Ok, here goes. Dr. L said:
Personally, I disagree.
It goes to the definition of "sound." Is sound the physical disturbance of the air particles, the mechanical energy (moving at the speed of sound), or is sound the way that mechanical energy is shaped by the physical structure of our heads, ears, the tree to our left, the length of the grass, the woman standing in front of us, the lifts in our shoes changing our height perspective, and the cues our brains take from all of that to process into what we percieve? I think there is sound that precedes manipulation by the physical environment. Your system makes sound. It sounds different in your room than it would in mine, than it would in Jack's, and even if it is playing in an anechoic chamber, where the environment has been neutralized and has no effect, it still makes sound. Even if it plays into a pair of in-ear headphones, which is very close to a direct connection to your eardrum, and the environment and the physical manipulations of your hair, head, outer ear and even most of your ear canal are neutralized, it still makes sound.
Or at least that's the way I see it. YMMV.
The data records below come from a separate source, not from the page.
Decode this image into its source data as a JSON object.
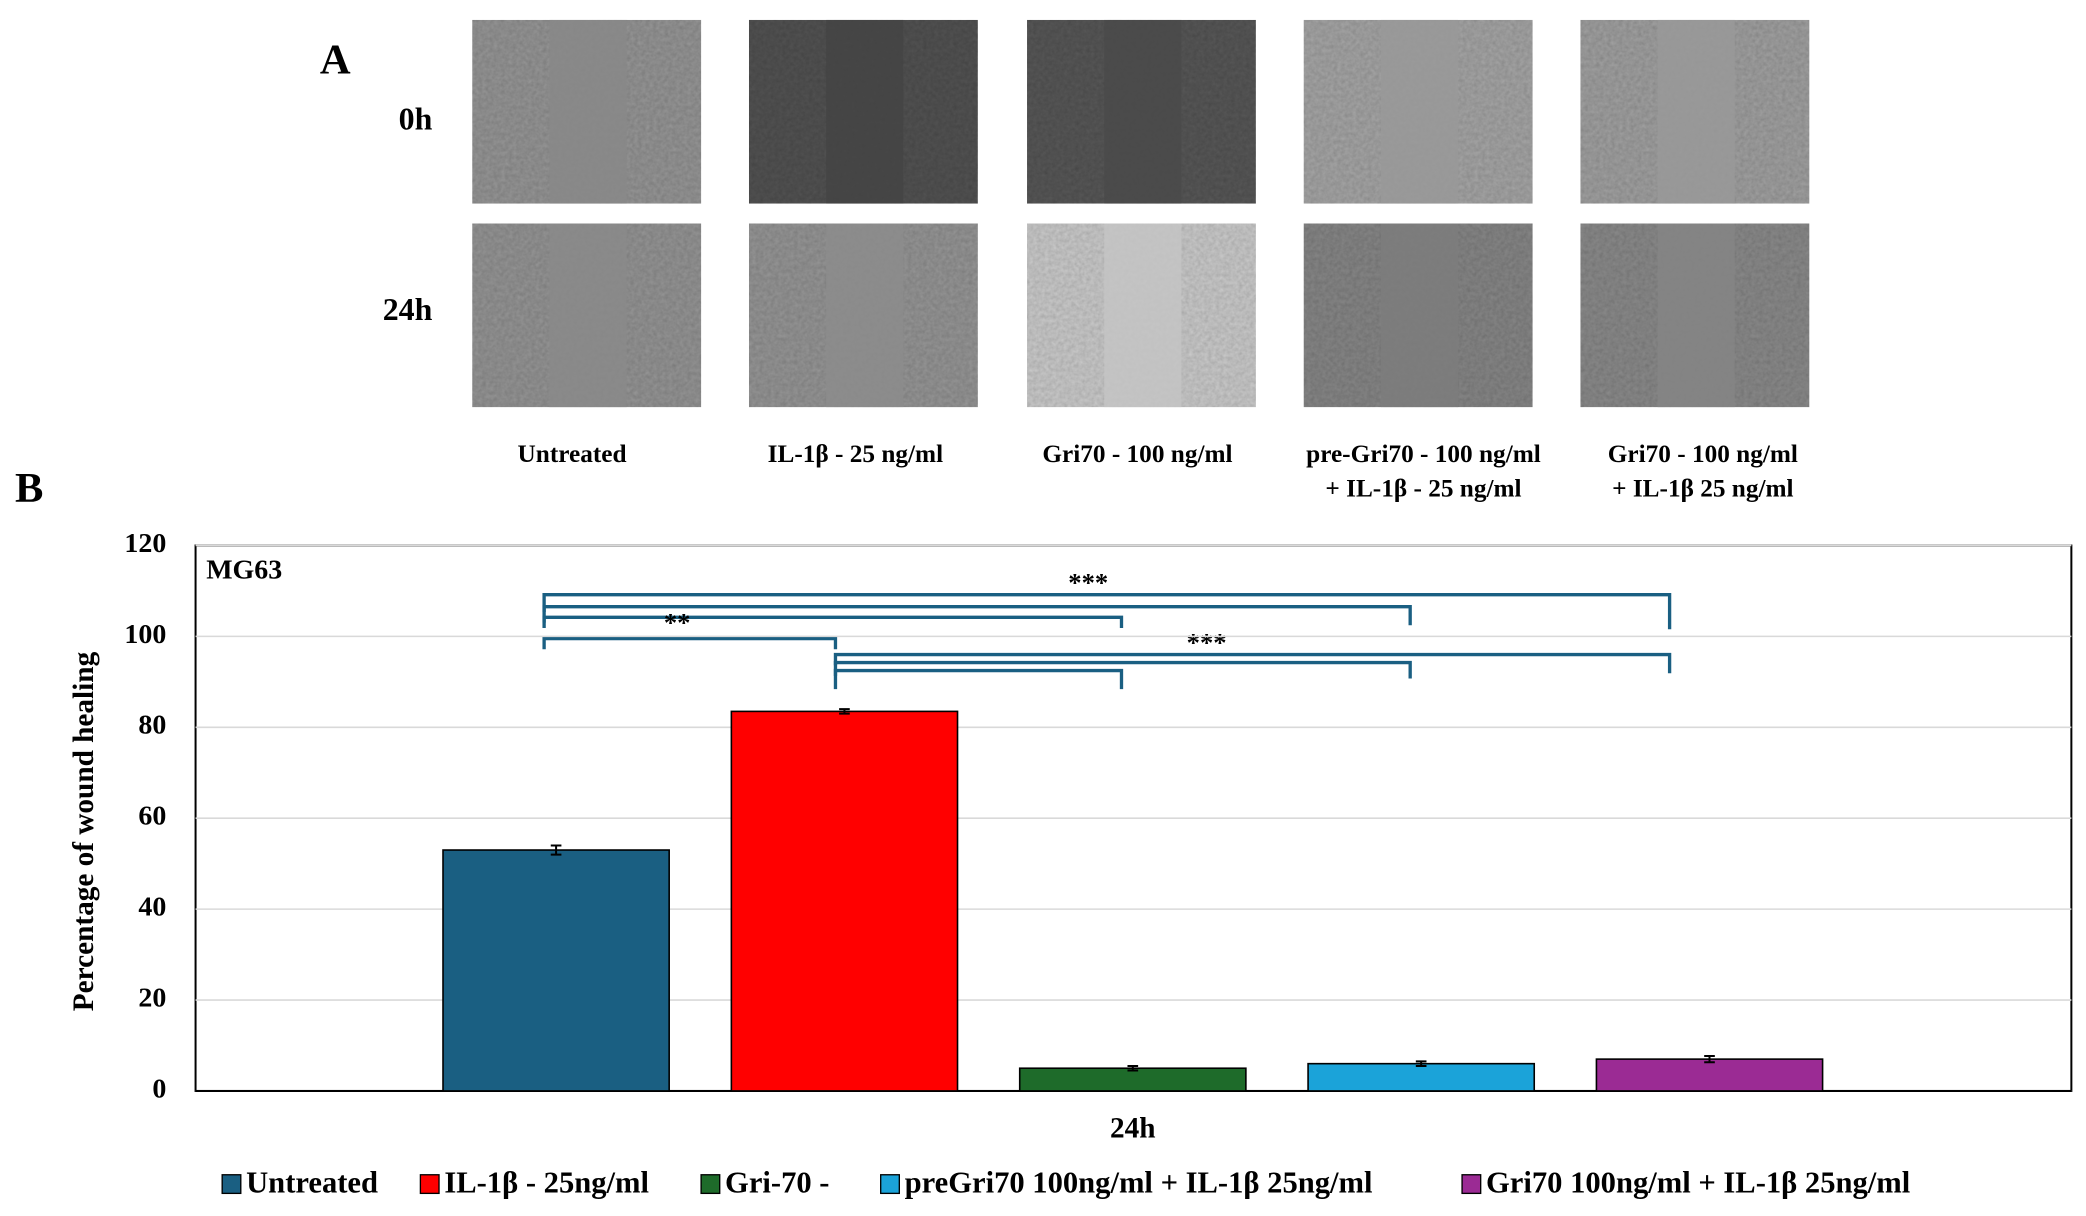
{
  "panel_a": {
    "label": "A",
    "rows": [
      "0h",
      "24h"
    ],
    "columns": [
      [
        "Untreated"
      ],
      [
        "IL-1β - 25 ng/ml"
      ],
      [
        "Gri70 - 100 ng/ml"
      ],
      [
        "pre-Gri70 - 100 ng/ml",
        "+ IL-1β - 25 ng/ml"
      ],
      [
        "Gri70 - 100 ng/ml",
        "+ IL-1β 25 ng/ml"
      ]
    ]
  },
  "panel_b_label": "B",
  "chart_data": {
    "type": "bar",
    "annotation": "MG63",
    "y_label": "Percentage of wound healing",
    "categories": [
      "24h"
    ],
    "series": [
      {
        "name": "Untreated",
        "color": "#1a5f82",
        "values": [
          53
        ],
        "errors": [
          1
        ]
      },
      {
        "name": "IL-1β - 25ng/ml",
        "color": "#ff0000",
        "values": [
          83.5
        ],
        "errors": [
          0.5
        ]
      },
      {
        "name": "Gri-70 -",
        "color": "#1e6b2a",
        "values": [
          5
        ],
        "errors": [
          0.5
        ]
      },
      {
        "name": "preGri70 100ng/ml + IL-1β 25ng/ml",
        "color": "#1ba3d9",
        "values": [
          6
        ],
        "errors": [
          0.5
        ]
      },
      {
        "name": "Gri70 100ng/ml + IL-1β 25ng/ml",
        "color": "#9b2b94",
        "values": [
          7
        ],
        "errors": [
          0.7
        ]
      }
    ],
    "ylim": [
      0,
      120
    ],
    "yticks": [
      0,
      20,
      40,
      60,
      80,
      100,
      120
    ],
    "grid": true,
    "significance": [
      "**",
      "***",
      "***"
    ]
  }
}
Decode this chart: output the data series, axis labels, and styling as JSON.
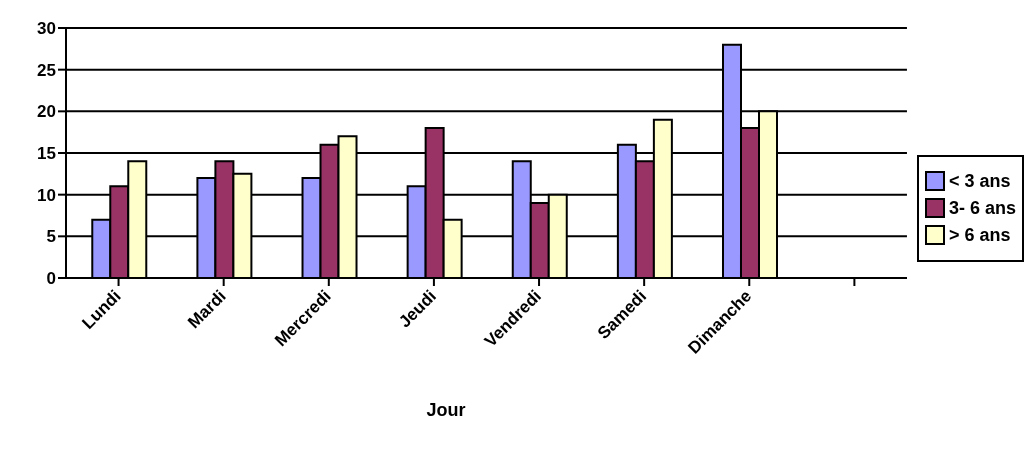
{
  "chart_data": {
    "type": "bar",
    "xlabel": "Jour",
    "categories": [
      "Lundi",
      "Mardi",
      "Mercredi",
      "Jeudi",
      "Vendredi",
      "Samedi",
      "Dimanche",
      null
    ],
    "series": [
      {
        "name": "< 3 ans",
        "color": "#9999ff",
        "values": [
          7,
          12,
          12,
          11,
          14,
          16,
          28,
          null
        ]
      },
      {
        "name": "3- 6 ans",
        "color": "#993366",
        "values": [
          11,
          14,
          16,
          18,
          9,
          14,
          18,
          null
        ]
      },
      {
        "name": "> 6 ans",
        "color": "#ffffcc",
        "values": [
          14,
          12.5,
          17,
          7,
          10,
          19,
          20,
          null
        ]
      }
    ],
    "ylim": [
      0,
      30
    ],
    "yticks": [
      0,
      5,
      10,
      15,
      20,
      25,
      30
    ],
    "grid": "y",
    "legend": "right"
  }
}
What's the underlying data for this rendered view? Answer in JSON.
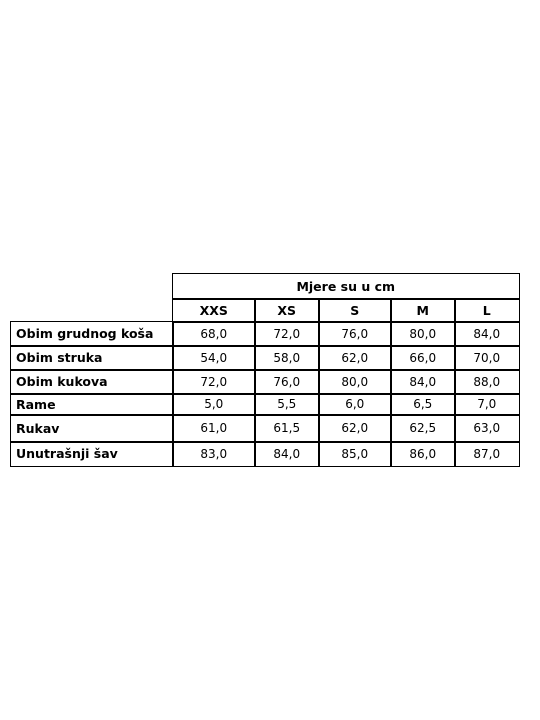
{
  "header": {
    "title": "Mjere su u cm"
  },
  "table": {
    "columns": [
      "XXS",
      "XS",
      "S",
      "M",
      "L"
    ],
    "rows": [
      [
        "Obim grudnog koša",
        "68,0",
        "72,0",
        "76,0",
        "80,0",
        "84,0"
      ],
      [
        "Obim struka",
        "54,0",
        "58,0",
        "62,0",
        "66,0",
        "70,0"
      ],
      [
        "Obim kukova",
        "72,0",
        "76,0",
        "80,0",
        "84,0",
        "88,0"
      ],
      [
        "Rame",
        "5,0",
        "5,5",
        "6,0",
        "6,5",
        "7,0"
      ],
      [
        "Rukav",
        "61,0",
        "61,5",
        "62,0",
        "62,5",
        "63,0"
      ],
      [
        "Unutrašnji šav",
        "83,0",
        "84,0",
        "85,0",
        "86,0",
        "87,0"
      ]
    ]
  }
}
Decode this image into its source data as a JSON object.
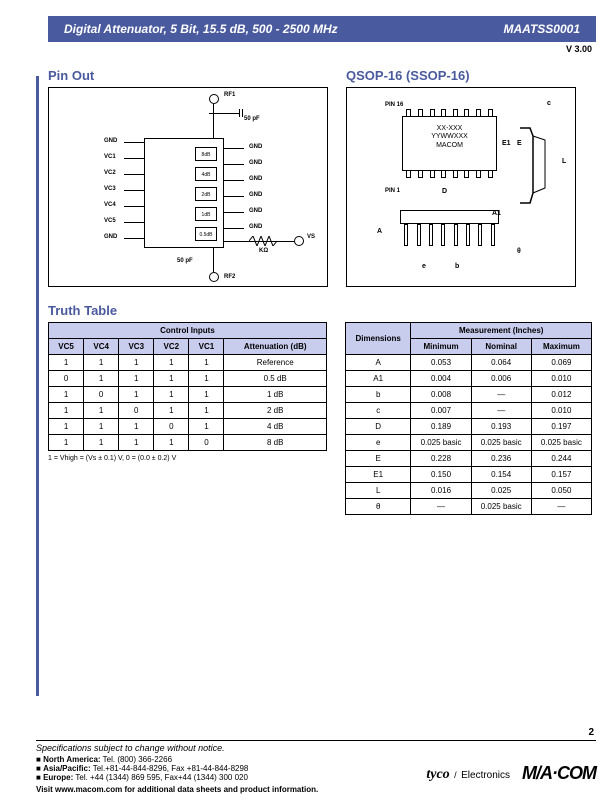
{
  "header": {
    "title": "Digital Attenuator, 5 Bit, 15.5 dB, 500 - 2500 MHz",
    "part": "MAATSS0001",
    "version": "V 3.00"
  },
  "sections": {
    "pinout": "Pin Out",
    "qsop": "QSOP-16 (SSOP-16)",
    "truth": "Truth Table"
  },
  "pinout": {
    "rf1": "RF1",
    "rf2": "RF2",
    "vs": "VS",
    "cap": "50 pF",
    "res": "KΩ",
    "left_labels": [
      "GND",
      "VC1",
      "VC2",
      "VC3",
      "VC4",
      "VC5",
      "GND"
    ],
    "right_labels": [
      "GND",
      "GND",
      "GND",
      "GND",
      "GND",
      "GND"
    ],
    "atten": [
      "8dB",
      "4dB",
      "2dB",
      "1dB",
      "0.5dB"
    ]
  },
  "qsop": {
    "pin16": "PIN 16",
    "pin1": "PIN 1",
    "body_line1": "XX-XXX",
    "body_line2": "YYWWXXX",
    "body_line3": "MACOM",
    "dims": {
      "A": "A",
      "A1": "A1",
      "b": "b",
      "c": "c",
      "D": "D",
      "e": "e",
      "E": "E",
      "E1": "E1",
      "L": "L",
      "theta": "θ"
    }
  },
  "truth_table": {
    "header_group": "Control Inputs",
    "cols": [
      "VC5",
      "VC4",
      "VC3",
      "VC2",
      "VC1",
      "Attenuation (dB)"
    ],
    "rows": [
      [
        "1",
        "1",
        "1",
        "1",
        "1",
        "Reference"
      ],
      [
        "0",
        "1",
        "1",
        "1",
        "1",
        "0.5 dB"
      ],
      [
        "1",
        "0",
        "1",
        "1",
        "1",
        "1 dB"
      ],
      [
        "1",
        "1",
        "0",
        "1",
        "1",
        "2 dB"
      ],
      [
        "1",
        "1",
        "1",
        "0",
        "1",
        "4 dB"
      ],
      [
        "1",
        "1",
        "1",
        "1",
        "0",
        "8 dB"
      ]
    ],
    "note": "1 = Vhigh = (Vs ± 0.1) V, 0 = (0.0 ± 0.2) V"
  },
  "dim_table": {
    "h1": "Dimensions",
    "h2": "Measurement (Inches)",
    "cols": [
      "Minimum",
      "Nominal",
      "Maximum"
    ],
    "rows": [
      [
        "A",
        "0.053",
        "0.064",
        "0.069"
      ],
      [
        "A1",
        "0.004",
        "0.006",
        "0.010"
      ],
      [
        "b",
        "0.008",
        "—",
        "0.012"
      ],
      [
        "c",
        "0.007",
        "—",
        "0.010"
      ],
      [
        "D",
        "0.189",
        "0.193",
        "0.197"
      ],
      [
        "e",
        "0.025 basic",
        "0.025 basic",
        "0.025 basic"
      ],
      [
        "E",
        "0.228",
        "0.236",
        "0.244"
      ],
      [
        "E1",
        "0.150",
        "0.154",
        "0.157"
      ],
      [
        "L",
        "0.016",
        "0.025",
        "0.050"
      ],
      [
        "θ",
        "—",
        "0.025 basic",
        "—"
      ]
    ]
  },
  "footer": {
    "notice": "Specifications subject to change without notice.",
    "na_label": "North America:",
    "na_val": "Tel. (800) 366-2266",
    "ap_label": "Asia/Pacific:",
    "ap_val": "Tel.+81-44-844-8296, Fax +81-44-844-8298",
    "eu_label": "Europe:",
    "eu_val": "Tel. +44 (1344) 869 595, Fax+44 (1344) 300 020",
    "visit": "Visit www.macom.com for additional data sheets and product information.",
    "page": "2",
    "tyco": "tyco",
    "elec": "Electronics",
    "macom": "M/A·COM"
  }
}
Perception? Real perception as opposed auditory memory filling in the blanks, imagination fullfilling expectations, etc? Grossly overblown in the audiophile community, IMO. The kind of processing Linkwitz is talking about above, in which the brain hears the soundwave filtered through hair, outer ear etc. and knows to process the changes those physical properties make to the loudness and FR and hear that as "behind me, over my left shoulder, slightly above my head." My God that perceptual processing is remarkable! But it's also remarkably consistent, in spite of the fact that you may have ears that lay flat against your head below a mass of thick curly hair and I may have ears that stick out from a head with nearly no hair at all. None of that explains the incredible variations audiophiles report hearing. That's something else altogether.